For the test of CAHS protein vitrification, the original author also came to the experimental data of Japanese scientists to re-analyze and map. By stretching the scale of the vertical axis to make the particle size smaller, it was shown that the glass transition temperature occurred in both the completely dehydrated and the protein sample containing a certain amount of moisture in the original experiment. Moreover, completely dry samples are known to shift to higher temperatures, so a peak shift of 80 degrees Celsius to 95 degrees Celsius, and a peak shift of 160 degrees Celsius out of the measurement range also makes sense. This refutes the Japanese scientists, who believe that completely dry samples do not have glass transition temperatures, and that the result of CAHS protein vitrification is the illusion of water content. Since there is no strict and uniform statistically significant standard for such measurement results, it is impossible to accurately define a glass transition temperature, so the two sides have different opinions and cannot reach an agreement.

Why can trisolarans be revived after dehydration? Is it biologically possible?

The left figure shows the repeated experimental data conducted by Japanese scientists in 2021, and the right figure shows the reanalysis of the data on the left by American scientists in 2021. Pay attention to the scale of the vertical axis. Source: References[3]

Why can tardigrades survive dehydration and then come back to life when exposed to water? To sum up, scientists in both the United States and Japan agree that water plays a complex and important role in this, but whether water is cause or effect, and the vitrification of CAHS proteins to protect dehydrated tardigrades, requires careful experimentation and careful consideration.
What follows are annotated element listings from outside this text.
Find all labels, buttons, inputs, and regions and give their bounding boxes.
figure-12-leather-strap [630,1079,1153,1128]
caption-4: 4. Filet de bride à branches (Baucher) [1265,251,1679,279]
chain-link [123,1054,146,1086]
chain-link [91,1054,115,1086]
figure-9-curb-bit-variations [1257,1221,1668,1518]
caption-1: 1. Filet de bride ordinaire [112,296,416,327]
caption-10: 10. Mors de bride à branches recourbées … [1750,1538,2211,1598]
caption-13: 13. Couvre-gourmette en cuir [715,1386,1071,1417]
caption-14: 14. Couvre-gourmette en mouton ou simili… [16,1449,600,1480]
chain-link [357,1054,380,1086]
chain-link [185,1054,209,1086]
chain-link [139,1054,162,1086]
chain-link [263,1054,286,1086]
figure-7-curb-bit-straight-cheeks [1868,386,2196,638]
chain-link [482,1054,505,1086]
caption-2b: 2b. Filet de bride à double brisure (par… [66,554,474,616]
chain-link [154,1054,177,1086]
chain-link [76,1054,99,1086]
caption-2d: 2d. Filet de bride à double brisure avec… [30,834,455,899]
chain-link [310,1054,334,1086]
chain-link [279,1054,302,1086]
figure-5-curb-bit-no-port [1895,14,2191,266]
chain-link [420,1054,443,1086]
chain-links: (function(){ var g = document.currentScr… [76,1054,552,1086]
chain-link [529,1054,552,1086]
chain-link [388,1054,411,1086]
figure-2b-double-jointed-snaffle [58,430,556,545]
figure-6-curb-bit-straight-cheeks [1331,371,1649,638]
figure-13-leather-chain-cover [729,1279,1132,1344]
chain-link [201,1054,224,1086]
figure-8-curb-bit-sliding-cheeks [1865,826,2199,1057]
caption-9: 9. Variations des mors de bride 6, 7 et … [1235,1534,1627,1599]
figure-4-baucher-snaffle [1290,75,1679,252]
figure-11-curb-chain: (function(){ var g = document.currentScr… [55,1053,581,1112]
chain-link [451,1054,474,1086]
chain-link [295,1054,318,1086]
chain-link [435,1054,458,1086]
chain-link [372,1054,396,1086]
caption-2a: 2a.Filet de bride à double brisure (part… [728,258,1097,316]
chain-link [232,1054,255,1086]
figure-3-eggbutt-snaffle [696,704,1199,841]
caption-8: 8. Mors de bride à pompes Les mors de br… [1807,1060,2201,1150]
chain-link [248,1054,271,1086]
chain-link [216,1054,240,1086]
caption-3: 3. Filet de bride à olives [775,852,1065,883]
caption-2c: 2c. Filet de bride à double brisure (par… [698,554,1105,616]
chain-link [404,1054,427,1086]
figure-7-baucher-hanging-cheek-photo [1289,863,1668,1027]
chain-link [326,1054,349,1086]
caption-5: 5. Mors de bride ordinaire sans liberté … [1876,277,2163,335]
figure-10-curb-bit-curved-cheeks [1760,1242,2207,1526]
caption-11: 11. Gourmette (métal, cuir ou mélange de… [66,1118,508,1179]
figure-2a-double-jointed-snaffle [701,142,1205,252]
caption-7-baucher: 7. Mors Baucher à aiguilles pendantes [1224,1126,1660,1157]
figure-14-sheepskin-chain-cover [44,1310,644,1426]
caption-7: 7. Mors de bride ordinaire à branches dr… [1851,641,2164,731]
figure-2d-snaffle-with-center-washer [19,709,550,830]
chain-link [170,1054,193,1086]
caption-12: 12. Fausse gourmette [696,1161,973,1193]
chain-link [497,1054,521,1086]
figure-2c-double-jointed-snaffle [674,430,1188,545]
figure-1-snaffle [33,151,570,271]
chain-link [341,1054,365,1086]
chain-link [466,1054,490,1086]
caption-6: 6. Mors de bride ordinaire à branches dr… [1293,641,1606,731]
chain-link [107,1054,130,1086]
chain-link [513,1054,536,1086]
CAHS protein or vitrification is also obviously not the only solution, and whether it works with other protective components needs to be explored.

bibliography

1.Boothby, Thomas C et al. “Tardigrades Use Intrinsically Disordered Proteins to Survive Desiccation.” Molecular cell vol. 65,6 (2017): 975-984.e5.

2.Arakawa, Kazuharu, and Keiji Numata. “Reconsidering the "glass transition" hypothesis of intrinsically unstructured CAHS proteins in desiccation tolerance of tardigrades.” Molecular cell vol. 81,3 (2021): 409-410.

3.Boothby, Thomas C. “Water content influences the vitrified properties of CAHS proteins.” Molecular cell vol. 81,3 (2021): 411-413.

4.Gabriel, Willow N et al.“ The tardigrade Hypsibius dujardini, a new model for studying the evolution of development.” Developmental biology vol. 312,2 (2007): 545-59.

5.Goldstein, Bob. “Tardigrades and their emergence as model organisms.” Current topics in developmental biology vol. 147 (2022): 173-198.